A divorce ends a marriage but when children are involved parents still have to remain in communication with each other.  You can divorce your spouse, but you can’t be divorced from your kids’ other parent.

However, the reality is that often the last person you want to speak with may be your former spouse and you especially don’t want to speak with him/her when you know it is going to be an argument over such things as making sure the kids’ sports equipment comes home or who is picking the children up from school to get them to their dance lessons or can we exchange weekends with the kids because one of you has a conflicting obligation.  I am sure you get the picture – life’s vagaries create opportunities for conflict and debate.  No matter how hard you tried to put in writing every possible contingency for which parent was going to do what and when and how to resolve stalemates (in your Separation Agreement/Parenting Plan/Minutes of Settlement), there are still going to be times when events occur that could not have been contemplated at the time you were crafting your parenting manifesto. 

It is my impression (as a family law lawyer in Ontario for 30 years) that there is an increasing frequency of joint custody arrangements being put in place.  This means that there is more need for communication and cooperation which means more opportunities for communication, or should I say, miscommunication, with your former partner/parent of your child/ren.  However, the last thing you want to do is to play out the argument, with the usually attendant raised voices and reminders of past transgressions, in front of the children.  Well, there are high-tech solutions – sort of joint custody at a distance.

The use of electronic media can serve to keep the other parent at a “psychological distance” as opposed to being right there “in your face” debating the finer points of how many changes of socks the children should have in their overnight bag.  The electronic medium/media can provide something of a filter for your emotions and lower the likelihood that you will react to the emotional “buttons” that you know your former spouse can push if given the opportunity – even if it is just the sound of their voice that creates an emotional trigger.  The 2 dimensional written email/text etc. may be a partial answer for this.

Some of my clients have commented that Email/texts has taken away the emotional pitfalls and points of possible irritation that often accompanies joint custodial arrangements.

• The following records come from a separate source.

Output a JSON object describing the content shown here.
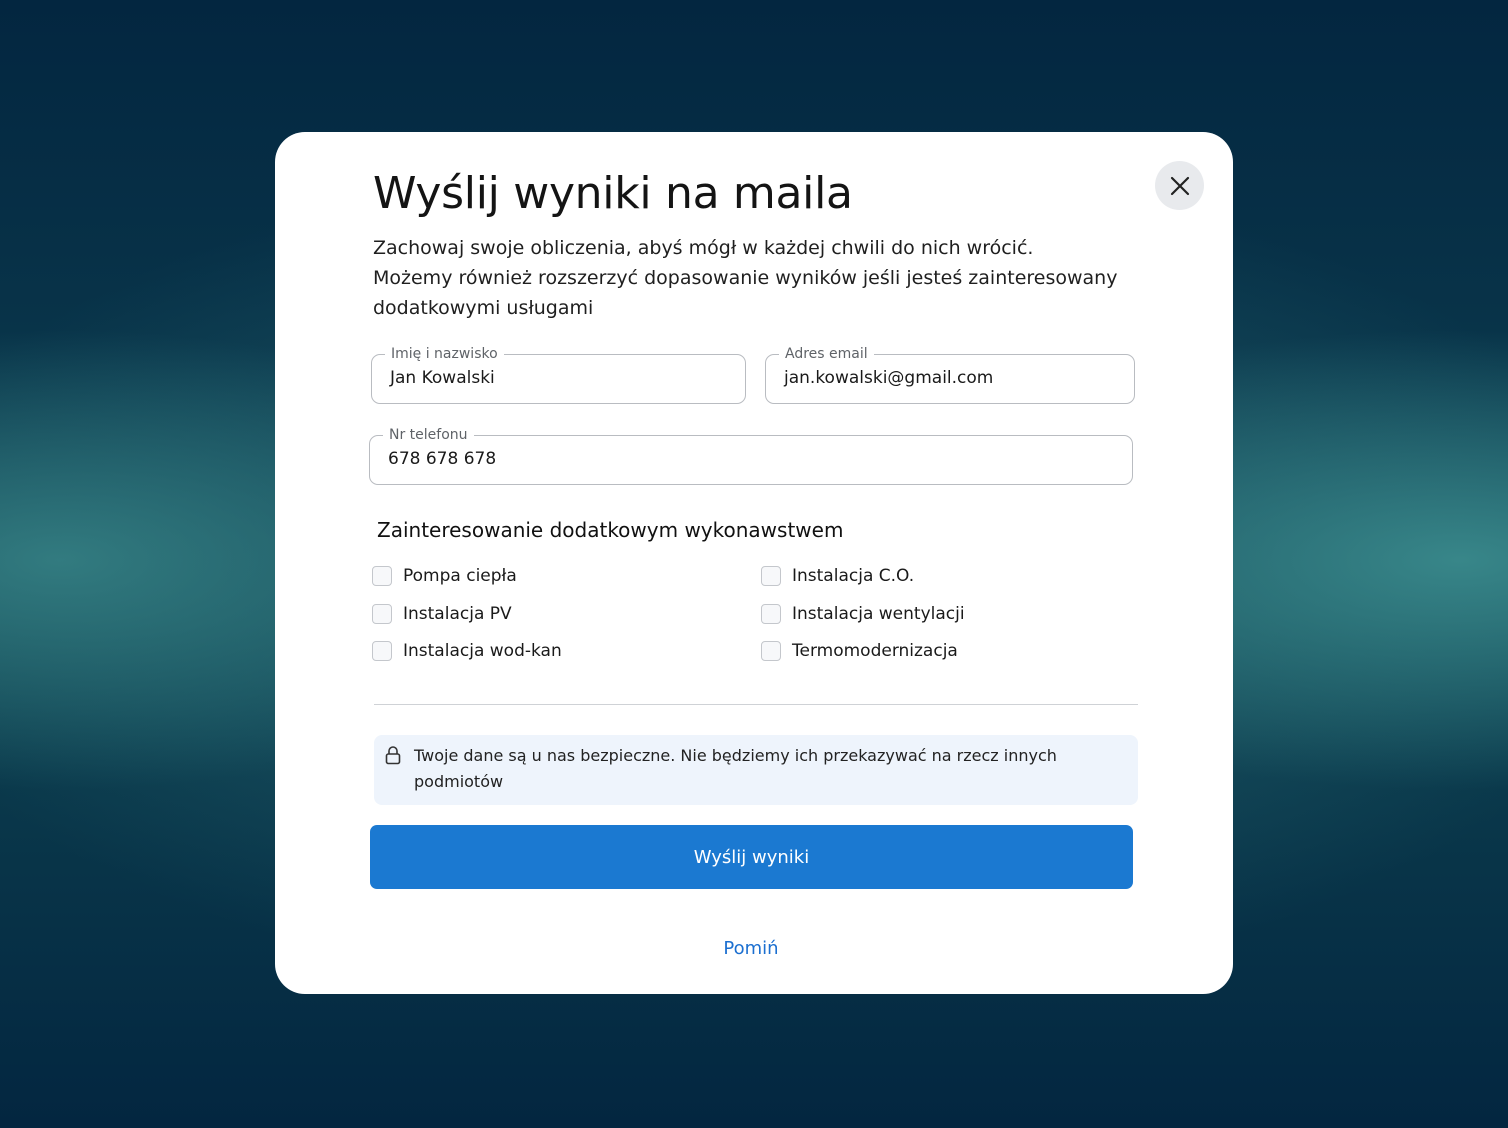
{
  "modal": {
    "title": "Wyślij wyniki na maila",
    "description_lines": [
      "Zachowaj swoje obliczenia, abyś mógł w każdej chwili do nich wrócić.",
      "Możemy również rozszerzyć dopasowanie wyników jeśli jesteś zainteresowany",
      "dodatkowymi usługami"
    ],
    "close_icon": "close-icon"
  },
  "form": {
    "name": {
      "label": "Imię i nazwisko",
      "value": "Jan Kowalski"
    },
    "email": {
      "label": "Adres email",
      "value": "jan.kowalski@gmail.com"
    },
    "phone": {
      "label": "Nr telefonu",
      "value": "678 678 678"
    }
  },
  "interests": {
    "title": "Zainteresowanie dodatkowym wykonawstwem",
    "options": [
      {
        "label": "Pompa ciepła",
        "checked": false
      },
      {
        "label": "Instalacja C.O.",
        "checked": false
      },
      {
        "label": "Instalacja PV",
        "checked": false
      },
      {
        "label": "Instalacja wentylacji",
        "checked": false
      },
      {
        "label": "Instalacja wod-kan",
        "checked": false
      },
      {
        "label": "Termomodernizacja",
        "checked": false
      }
    ]
  },
  "notice": {
    "icon": "lock-icon",
    "text_lines": [
      "Twoje dane są u nas bezpieczne. Nie będziemy ich przekazywać na rzecz innych",
      "podmiotów"
    ]
  },
  "actions": {
    "submit_label": "Wyślij wyniki",
    "skip_label": "Pomiń"
  },
  "colors": {
    "accent": "#1b79d1",
    "link": "#1b6fd0",
    "background": "#032640",
    "notice_bg": "#eef4fc"
  }
}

One resource that a number of my clients have tried and found beneficial is “Our Family Wizard”.  This software enables both parents to sign up and use it for a number of purposes.  It has a calendaring feature that allows both parents to put the normal parenting schedule on the calendar and then include special requests and allows for them to look for overlapping commitments and conflicts.  The program also provides a communication feature that creates a history of the messages back and forth, much like a diary or communications book.  Before typing that angry, nonproductive message, the creator is aware that the history of communications is kept for posterity and may be used in court documents at a later time if things go completely off the rails.